Guest Blog: Don’t Ban Organics . . . Here’s Just One Reason Why
John Weiss, the founder of Chickitty Doo Doo fertilizers in Wisconsin, responded to yesterday’s blog post with this thorough explanation of his operation. We decided to post it here to give it a bit more attention:
I agree with the basic premise of your blog that these legislators have good intentions, but do not know that their actions have consequences relative to organic fertilizers. One of the reasons we got into the manure business is that we really felt we had a win-win solution. That is, we knew being chicken farmers ourselves with a cage-free / organic operation, that the poultry industry has a problem with the disposal of raw manure in a concentrated area.
The cheapest way for a farmer to get rid of his or her manure waste is to spread it in its raw form as close as possible to the farm (saving on labor and fuel). With confined feeding operations (CAFOs), we have such high concentrations of manure near these farms and that manure has been spread on the same adjacent land for decades, that we have phosphorus levels off the charts. (>200ppm) The main grain crops of corn, alfalfa and soybeans use more nitrogen during their formation than they do phosphorus. Hence, the buildup of phosphorus in soils that has accumulated over the last several decades.
We are in discussions with a Pennsylvania egg farm that trucks its manure 100-150 miles from the farm because the land near the farm has such high concentrations of P in its soil. Further, raw manure is 60-90 percent moisture — making it much more susceptible to runoff during rains or melting of snow. Most importantly, we came to understand that while these confined animal operations create products that are shipped all over the country, whether it’s eggs, meat or milk, the manure generated from all of that food production remains close to the farm. What needs to happen is that the manure generated has to follow the main product out to the rest of the country. In order to follow the main product, the manure needs to be changed in such a way to make that happen (i.e. you can’t put raw chicken manure in a Scott’s spreader).
The reality is that manure, or sewage sludge for that matter, has to go somewhere. We are not going to stop eating nor are we going to stop flushing our toilets.
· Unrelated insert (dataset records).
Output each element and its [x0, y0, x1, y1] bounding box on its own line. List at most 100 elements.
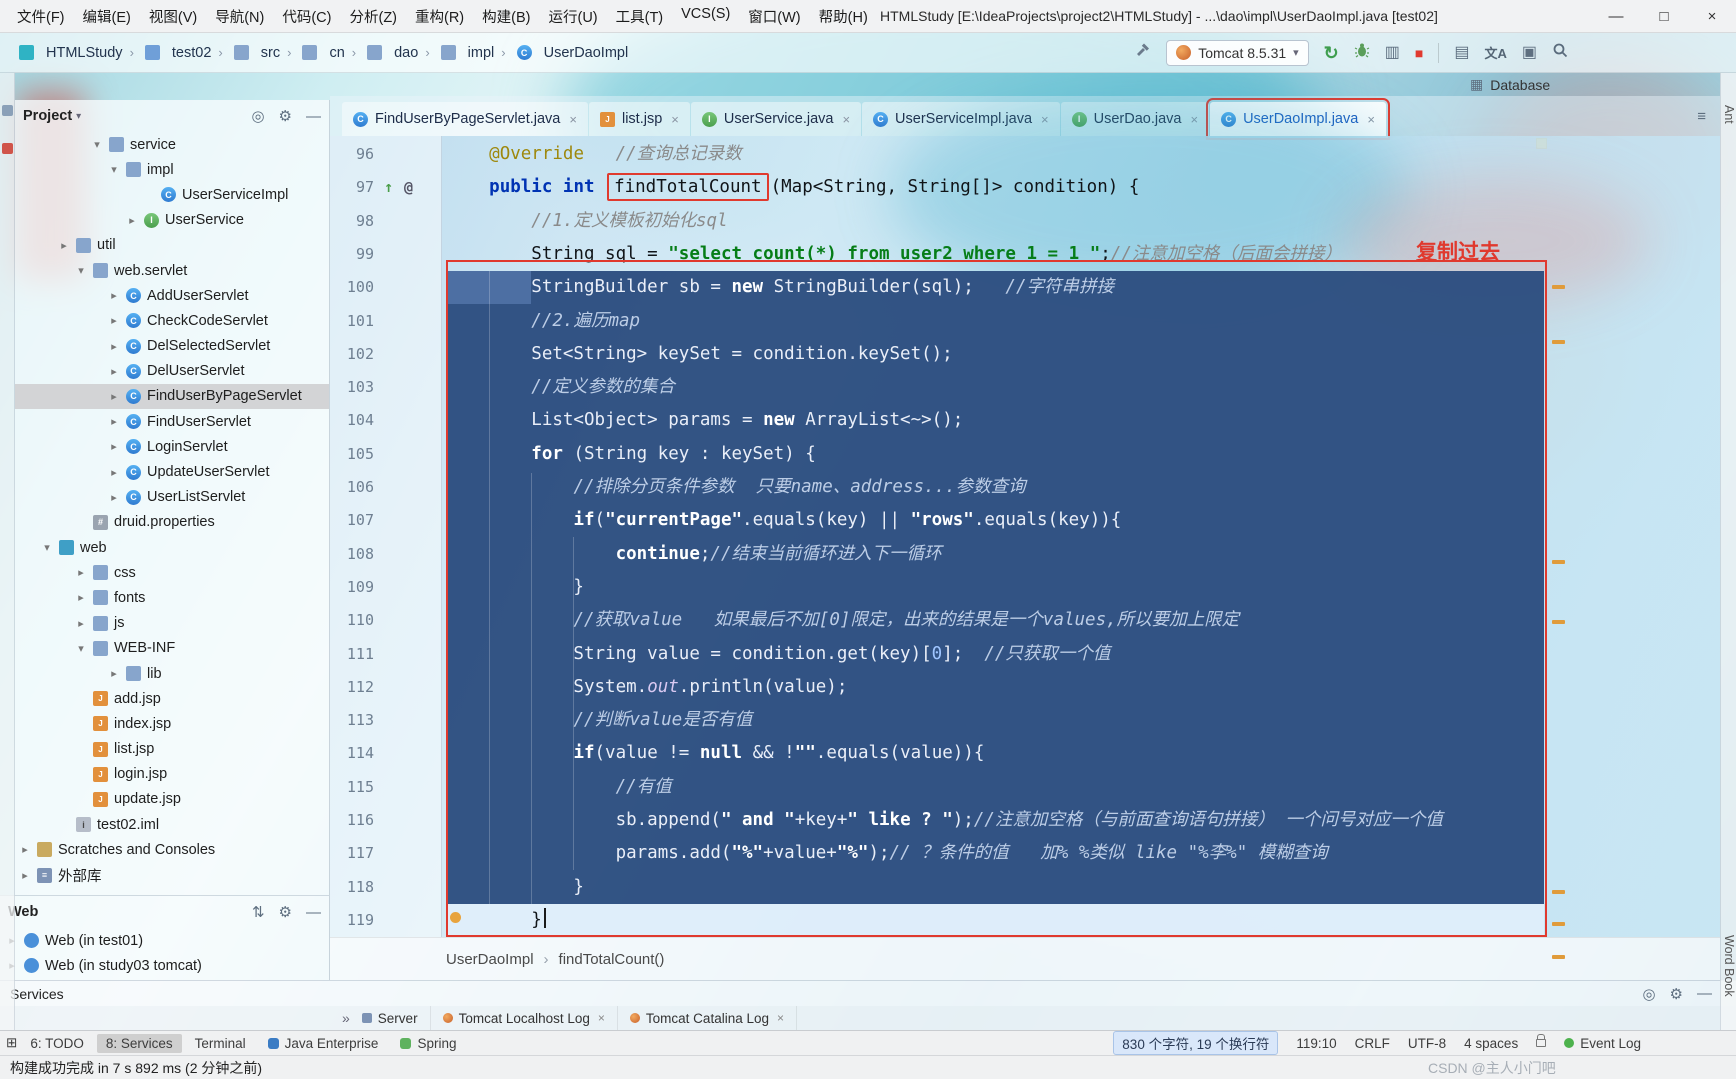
- code-line-113[interactable]: //判断value是否有值: [447, 704, 752, 737]
- hide-panel-icon[interactable]: —: [306, 904, 321, 921]
- debug-bug-icon[interactable]: [1354, 42, 1370, 63]
- gear-icon[interactable]: ⚙: [279, 107, 292, 125]
- menu-item[interactable]: 运行(U): [539, 2, 606, 31]
- hide-panel-icon[interactable]: —: [306, 108, 321, 125]
- code-line-106[interactable]: //排除分页条件参数 只要name、address...参数查询: [447, 471, 1026, 504]
- tool-window-button-8: Services[interactable]: 8: Services: [97, 1034, 182, 1053]
- tree-item-fonts[interactable]: ▸fonts: [15, 585, 329, 610]
- code-line-96[interactable]: @Override //查询总记录数: [447, 138, 742, 171]
- error-stripe-mark[interactable]: [1552, 890, 1565, 894]
- ant-tool-button[interactable]: Ant: [1722, 105, 1736, 124]
- web-item[interactable]: ▸Web (in study03 tomcat): [0, 953, 329, 978]
- tree-item-update.jsp[interactable]: Jupdate.jsp: [15, 787, 329, 812]
- menu-item[interactable]: 编辑(E): [74, 2, 140, 31]
- tree-item-test02.iml[interactable]: itest02.iml: [15, 812, 329, 837]
- window-grid-icon[interactable]: ⊞: [6, 1035, 17, 1051]
- lock-icon[interactable]: [1536, 1039, 1546, 1047]
- tree-item-login.jsp[interactable]: Jlogin.jsp: [15, 762, 329, 787]
- gutter-line-number[interactable]: 103: [330, 371, 374, 404]
- code-editor[interactable]: ↑ @ 复制过去 96 @Override //查询总记录数97 public …: [330, 136, 1720, 937]
- chevron-icon[interactable]: ▸: [17, 869, 33, 882]
- services-tab-Tomcat Localhost Log[interactable]: Tomcat Localhost Log×: [431, 1006, 618, 1030]
- chevron-icon[interactable]: ▸: [106, 491, 122, 504]
- gutter-line-number[interactable]: 102: [330, 338, 374, 371]
- more-tabs-icon[interactable]: »: [342, 1010, 350, 1026]
- gutter-line-number[interactable]: 109: [330, 571, 374, 604]
- minimize-icon[interactable]: —: [1592, 0, 1640, 33]
- translate-icon[interactable]: 文A: [1484, 43, 1506, 62]
- tab-list-icon[interactable]: ≡: [1697, 108, 1706, 125]
- code-line-101[interactable]: //2.遍历map: [447, 305, 640, 338]
- tree-item-DelUserServlet[interactable]: ▸CDelUserServlet: [15, 359, 329, 384]
- tree-item-FindUserByPageServlet[interactable]: ▸CFindUserByPageServlet: [15, 384, 329, 409]
- gutter-line-number[interactable]: 104: [330, 404, 374, 437]
- tree-item-FindUserServlet[interactable]: ▸CFindUserServlet: [15, 409, 329, 434]
- tool-strip-icon[interactable]: [2, 105, 13, 116]
- chevron-icon[interactable]: ▸: [106, 415, 122, 428]
- sort-icon[interactable]: ⇅: [252, 903, 265, 921]
- gutter-dot-icon[interactable]: [450, 912, 461, 923]
- indent-widget[interactable]: 4 spaces: [1464, 1036, 1518, 1051]
- services-panel-title[interactable]: Services: [10, 986, 64, 1002]
- code-line-115[interactable]: //有值: [447, 771, 672, 804]
- window-frame-icon[interactable]: ▣: [1522, 45, 1537, 61]
- word-book-tool-button[interactable]: Word Book: [1722, 935, 1736, 997]
- services-tab-Tomcat Catalina Log[interactable]: Tomcat Catalina Log×: [618, 1006, 797, 1030]
- gutter-line-number[interactable]: 105: [330, 438, 374, 471]
- tree-item-web.servlet[interactable]: ▾web.servlet: [15, 258, 329, 283]
- close-icon[interactable]: ×: [1688, 0, 1736, 33]
- code-line-118[interactable]: }: [447, 871, 584, 904]
- code-line-107[interactable]: if("currentPage".equals(key) || "rows".e…: [447, 504, 1121, 537]
- chevron-icon[interactable]: ▸: [73, 617, 89, 630]
- tool-window-button-Java Enterprise[interactable]: Java Enterprise: [259, 1034, 388, 1053]
- chevron-icon[interactable]: ▸: [73, 566, 89, 579]
- menu-item[interactable]: 构建(B): [473, 2, 539, 31]
- gutter-line-number[interactable]: 106: [330, 471, 374, 504]
- code-line-100[interactable]: StringBuilder sb = new StringBuilder(sql…: [447, 271, 1114, 304]
- gutter-line-number[interactable]: 98: [330, 205, 374, 238]
- search-icon[interactable]: [1552, 42, 1568, 63]
- code-line-98[interactable]: //1.定义模板初始化sql: [447, 205, 728, 238]
- code-line-105[interactable]: for (String key : keySet) {: [447, 438, 816, 471]
- chevron-icon[interactable]: ▾: [73, 642, 89, 655]
- chevron-icon[interactable]: ▸: [106, 667, 122, 680]
- breadcrumb-item-test02[interactable]: test02: [138, 43, 215, 63]
- tree-item-service[interactable]: ▾service: [15, 132, 329, 157]
- gutter-line-number[interactable]: 101: [330, 305, 374, 338]
- close-icon[interactable]: ×: [569, 112, 577, 127]
- gutter-line-number[interactable]: 113: [330, 704, 374, 737]
- menu-item[interactable]: 导航(N): [206, 2, 273, 31]
- chevron-icon[interactable]: ▸: [106, 390, 122, 403]
- tree-item-js[interactable]: ▸js: [15, 611, 329, 636]
- database-tool-button[interactable]: ▦ Database: [1470, 76, 1550, 93]
- code-line-102[interactable]: Set<String> keySet = condition.keySet();: [447, 338, 953, 371]
- code-line-97[interactable]: public int findTotalCount(Map<String, St…: [447, 171, 1139, 204]
- gutter-line-number[interactable]: 118: [330, 871, 374, 904]
- stop-icon[interactable]: ■: [1415, 46, 1423, 60]
- breadcrumb-item-dao[interactable]: dao: [360, 43, 421, 63]
- chevron-icon[interactable]: ▾: [89, 138, 105, 151]
- close-icon[interactable]: ×: [1367, 112, 1375, 127]
- chevron-icon[interactable]: ▸: [17, 843, 33, 856]
- tree-item-druid.properties[interactable]: #druid.properties: [15, 510, 329, 535]
- chevron-icon[interactable]: ▸: [106, 440, 122, 453]
- line-separator-widget[interactable]: CRLF: [1355, 1036, 1390, 1051]
- editor-tab-FindUserByPageServlet.java[interactable]: CFindUserByPageServlet.java×: [342, 102, 588, 136]
- code-line-110[interactable]: //获取value 如果最后不加[0]限定，出来的结果是一个values,所以要…: [447, 604, 1239, 637]
- code-line-112[interactable]: System.out.println(value);: [447, 671, 847, 704]
- maximize-icon[interactable]: □: [1640, 0, 1688, 33]
- code-line-111[interactable]: String value = condition.get(key)[0]; //…: [447, 638, 1110, 671]
- close-icon[interactable]: ×: [842, 112, 850, 127]
- code-line-114[interactable]: if(value != null && !"".equals(value)){: [447, 737, 984, 770]
- breadcrumb-item-cn[interactable]: cn: [295, 43, 347, 63]
- tree-item-Scratches and Consoles[interactable]: ▸Scratches and Consoles: [15, 837, 329, 862]
- hide-panel-icon[interactable]: —: [1697, 985, 1712, 1002]
- chevron-icon[interactable]: ▸: [56, 239, 72, 252]
- gutter-line-number[interactable]: 115: [330, 771, 374, 804]
- error-stripe-mark[interactable]: [1552, 955, 1565, 959]
- gutter-line-number[interactable]: 99: [330, 238, 374, 271]
- chevron-icon[interactable]: ▾: [106, 163, 122, 176]
- encoding-widget[interactable]: UTF-8: [1408, 1036, 1446, 1051]
- web-item[interactable]: ▸Web (in test01): [0, 928, 329, 953]
- tree-item-index.jsp[interactable]: Jindex.jsp: [15, 711, 329, 736]
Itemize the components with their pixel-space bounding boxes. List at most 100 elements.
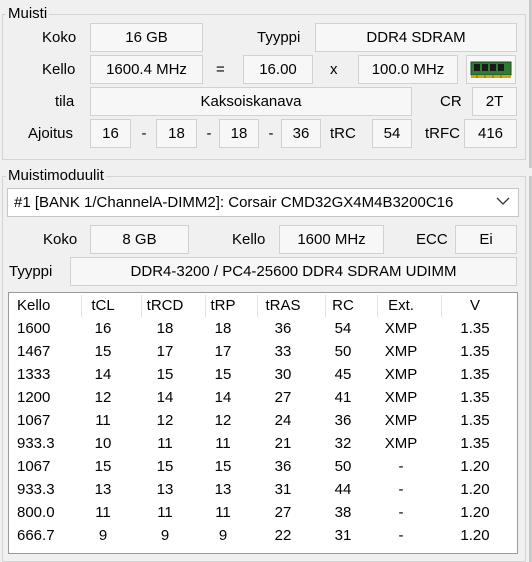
header-divider: [205, 295, 206, 317]
table-row[interactable]: 933.3 13 13 13 31 44 - 1.20: [9, 478, 517, 501]
table-row[interactable]: 1067 11 12 12 24 36 XMP 1.35: [9, 409, 517, 432]
cell-tcl: 11: [95, 504, 111, 521]
timing-table[interactable]: Kello tCL tRCD tRP tRAS RC Ext. V 1600 16…: [8, 292, 518, 554]
cell-tcl: 11: [95, 412, 111, 429]
cell-rc: 50: [334, 458, 352, 475]
timing-ras: 36: [281, 119, 321, 148]
cell-ext: XMP: [384, 435, 418, 452]
timing-rp: 18: [219, 119, 259, 148]
cell-clock: 1200: [17, 389, 51, 406]
cell-trp: 9: [218, 527, 228, 544]
cell-ext: -: [398, 504, 404, 521]
cell-tcl: 15: [94, 343, 112, 360]
cell-ext: XMP: [384, 389, 418, 406]
cell-tcl: 9: [98, 527, 108, 544]
cell-tras: 22: [274, 527, 292, 544]
table-row[interactable]: 1600 16 18 18 36 54 XMP 1.35: [9, 317, 517, 340]
cell-ext: XMP: [384, 343, 418, 360]
trfc-label: tRFC: [425, 125, 460, 142]
header-tcl[interactable]: tCL: [73, 293, 133, 317]
header-divider: [141, 295, 142, 317]
memory-type-value: DDR4 SDRAM: [315, 23, 517, 52]
table-row[interactable]: 1333 14 15 15 30 45 XMP 1.35: [9, 363, 517, 386]
module-type-value: DDR4-3200 / PC4-25600 DDR4 SDRAM UDIMM: [70, 257, 517, 286]
table-row[interactable]: 1200 12 14 14 27 41 XMP 1.35: [9, 386, 517, 409]
module-type-label: Tyyppi: [9, 263, 53, 280]
cell-clock: 1067: [17, 458, 51, 475]
cell-rc: 41: [334, 389, 352, 406]
bus-clock-value: 100.0 MHz: [358, 55, 458, 84]
cell-tcl: 16: [94, 320, 112, 337]
cell-clock: 1067: [17, 412, 51, 429]
cell-tcl: 15: [94, 458, 112, 475]
cell-tras: 36: [274, 458, 292, 475]
cell-trcd: 15: [156, 458, 174, 475]
header-divider: [377, 295, 378, 317]
header-clock[interactable]: Kello: [9, 293, 73, 317]
module-select-value: #1 [BANK 1/ChannelA-DIMM2]: Corsair CMD3…: [14, 194, 454, 211]
cell-trcd: 9: [160, 527, 170, 544]
cell-trp: 14: [214, 389, 232, 406]
table-row[interactable]: 800.0 11 11 11 27 38 - 1.20: [9, 501, 517, 524]
cell-voltage: 1.35: [460, 389, 490, 406]
header-tras[interactable]: tRAS: [249, 293, 317, 317]
table-row[interactable]: 1467 15 17 17 33 50 XMP 1.35: [9, 340, 517, 363]
cell-clock: 933.3: [17, 435, 55, 452]
cell-ext: XMP: [384, 366, 418, 383]
cell-tcl: 14: [94, 366, 112, 383]
timing-rcd: 18: [156, 119, 197, 148]
cr-value: 2T: [472, 87, 517, 116]
modules-group-title: Muistimoduulit: [6, 167, 106, 185]
header-voltage[interactable]: V: [433, 293, 517, 317]
cell-ext: XMP: [384, 320, 418, 337]
memory-group-title: Muisti: [6, 5, 50, 23]
cell-ext: -: [398, 527, 404, 544]
cell-trp: 13: [214, 481, 232, 498]
cell-voltage: 1.20: [460, 504, 490, 521]
cell-trp: 11: [215, 504, 231, 521]
cell-trcd: 11: [157, 435, 173, 452]
cell-tcl: 12: [94, 389, 112, 406]
memory-size-value: 16 GB: [90, 23, 203, 52]
cell-trp: 12: [214, 412, 232, 429]
channel-mode-label: tila: [55, 93, 75, 110]
chevron-down-icon: [496, 197, 510, 205]
table-row[interactable]: 666.7 9 9 9 22 31 - 1.20: [9, 524, 517, 547]
cell-trcd: 11: [157, 504, 173, 521]
timing-label: Ajoitus: [28, 125, 74, 142]
module-select[interactable]: #1 [BANK 1/ChannelA-DIMM2]: Corsair CMD3…: [7, 188, 519, 217]
cell-trcd: 12: [156, 412, 174, 429]
cell-clock: 1467: [17, 343, 51, 360]
cell-tras: 21: [274, 435, 292, 452]
times-sign: x: [330, 61, 338, 78]
header-trcd[interactable]: tRCD: [133, 293, 197, 317]
header-divider: [325, 295, 326, 317]
module-ecc-value: Ei: [455, 225, 517, 254]
cell-clock: 800.0: [17, 504, 55, 521]
cr-label: CR: [440, 93, 462, 110]
cell-rc: 50: [334, 343, 352, 360]
cell-ext: XMP: [384, 412, 418, 429]
table-row[interactable]: 1067 15 15 15 36 50 - 1.20: [9, 455, 517, 478]
module-size-label: Koko: [43, 231, 78, 248]
trc-label: tRC: [330, 125, 356, 142]
header-ext[interactable]: Ext.: [369, 293, 433, 317]
cell-tras: 24: [274, 412, 292, 429]
memory-clock-label: Kello: [42, 61, 76, 78]
header-divider: [81, 295, 82, 317]
timing-dash: -: [141, 125, 147, 142]
table-row[interactable]: 933.3 10 11 11 21 32 XMP 1.35: [9, 432, 517, 455]
cell-trcd: 18: [156, 320, 174, 337]
module-clock-value: 1600 MHz: [279, 225, 384, 254]
cell-tcl: 10: [94, 435, 112, 452]
cell-trp: 11: [215, 435, 231, 452]
cell-rc: 36: [334, 412, 352, 429]
cell-clock: 1333: [17, 366, 51, 383]
cell-trcd: 15: [156, 366, 174, 383]
memory-clock-value: 1600.4 MHz: [90, 55, 203, 84]
trfc-value: 416: [464, 119, 517, 148]
cell-voltage: 1.35: [460, 435, 490, 452]
multiplier-value: 16.00: [243, 55, 313, 84]
cell-clock: 933.3: [17, 481, 55, 498]
module-size-value: 8 GB: [90, 225, 189, 254]
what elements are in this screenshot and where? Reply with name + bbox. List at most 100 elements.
We need to put the waste in a form that has the following characteristics:
1) Is volume reduced through dehydration to 10-15% moisture so it can be economically shipped and stored (it is expensive to ship water)?
2) Is odor reduced so that it is at least non-offensive for the avearge user?
3) Is comparable to synthetic fertilizers on performance (we are there)?
4) Is it no greater than 20 percent higher in cost as compared to synthetics for the end user (we are there)?
Our process (and those of other organic fertilizers) accomplish these items and are improving on these areas all the time. For example, we have begun to “prill” our composted chicken manure into the shape of a perfect sphere rather than granulate which is flat and has jagged edges. This prill spreads better and is closer to the perfect sphere that synthetic manufacturers create. We are adding an organic oil that reduces the odor and in fact has a pleasant smell. These are the attributes of Chickity Doo Doo 2.0. The reality is we need to do a better job to make it a no-brainer for consumers and professionals to use organic fertilizers. We are not there yet, but we will be.
My main point is that our nation has been sloppy, cheap and somewhat lazy in dealing with the nutrients in our manure waste. We import 57 percent of our nitrogen, mostly from Russia, but we have 250 million egg laying chickens in the United States that produce 5 million tons of raw manure per year. That’s 500 million POUNDS of Nitrogen — that would cover a lot of lawns, golf courses and farm fields. Right now, we at Chickity Doo Doo process all of the manure from 1 million of those 250 million chickens — so we have a ways to go. And that’s just egg laying chickens. How much natural gas would be saved in replacing all of that synthetic fertilizer with our organic composted chicken manure prills? Moreover, we could more properly use the nutrients, including P, that we already have to find a home for.
That is what is so frustrating about these blanket phosphorus ban laws — they do not take into account a comprehensive solution on controlling P. Thankfully, Wisconsin legislators did take this into account and most reasonable lawmakers will as well.
That is why I appreciate your help on this issue. It truly is a great opportunity to promote organic fertilizers if framed the right way.